苦々しく告げられる言葉に、拒絶の色を感じる。


「ヴォルフ…貴方、何を隠しているの?」

「あ?言っただろ。狼の獣人だって。俺は悪ーい狼なんだよ。ぼんやりしてると、お嬢さんなんて、頭から爪先まで…俺に食べられちゃうよ?」

だから、早く帰った帰った。っと背中を押される。

「そういう事じゃなくて…」

ヴォルフ…隠してるよね?もっと他の事。他のたくさんの事を。

「私…知りたいの。ヴォルフの事…知りたくて来たの。」

顔をあげ、じっと見つめる。

「知りたいなら…教えてくれるって…そう言ったよね?ヴォルフ。」

貴方が知りたい。貴方の事が知りたいのよ。


ベタベタと絡んで、軽薄な態度で飄々と人を手玉にとるくせに…肝心な所で距離を置いてくる。本音を隠し、拒絶してくる癖に…熱を帯びた視線で求めてくる。

わからない。
わからないよ。
ヴォルフ。

貴方が何を抱えてるのか。
貴方が私に何を求めているのか。

「私…ヴォルフの事が知りたい。だから、ここに来たの。だめだった?」

こんな気持ち初めてなの。

「ねぇ。教えてよ。

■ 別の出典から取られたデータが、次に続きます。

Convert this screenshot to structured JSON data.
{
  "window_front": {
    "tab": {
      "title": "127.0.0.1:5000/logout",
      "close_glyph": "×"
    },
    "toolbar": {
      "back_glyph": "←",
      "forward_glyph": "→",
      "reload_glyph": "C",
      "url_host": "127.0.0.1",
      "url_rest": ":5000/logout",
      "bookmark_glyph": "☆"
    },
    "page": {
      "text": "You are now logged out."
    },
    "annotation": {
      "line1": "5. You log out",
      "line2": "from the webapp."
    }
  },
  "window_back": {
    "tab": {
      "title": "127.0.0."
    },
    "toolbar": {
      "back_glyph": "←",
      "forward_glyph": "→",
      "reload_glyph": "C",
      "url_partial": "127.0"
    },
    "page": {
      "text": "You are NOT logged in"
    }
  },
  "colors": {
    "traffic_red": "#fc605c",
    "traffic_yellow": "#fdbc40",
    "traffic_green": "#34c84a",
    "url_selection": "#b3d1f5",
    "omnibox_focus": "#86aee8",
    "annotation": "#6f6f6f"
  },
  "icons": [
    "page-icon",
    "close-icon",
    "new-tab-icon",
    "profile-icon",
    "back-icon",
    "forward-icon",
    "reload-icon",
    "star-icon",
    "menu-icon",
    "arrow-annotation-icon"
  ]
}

」

縋るように、言葉を零した。


「お嬢さん…あんた…そんなんだから…」


気付けば、ヴォルフの腕の中にいた。


「あんた…そんなんだから…俺みたいな…悪い狼に狙われるんだよ…。」

「あーあ。まいったな…。本当に…。」


「全部は…まだ言えない。…きっとあんたは…俺を軽蔑し拒絶する。」

「それでも…聞きたいか?」


抱き締められた腕から、微かな震えが伝わってきた。

私は黙ったまま…ヴォルフの胸元でコクリと頷いた。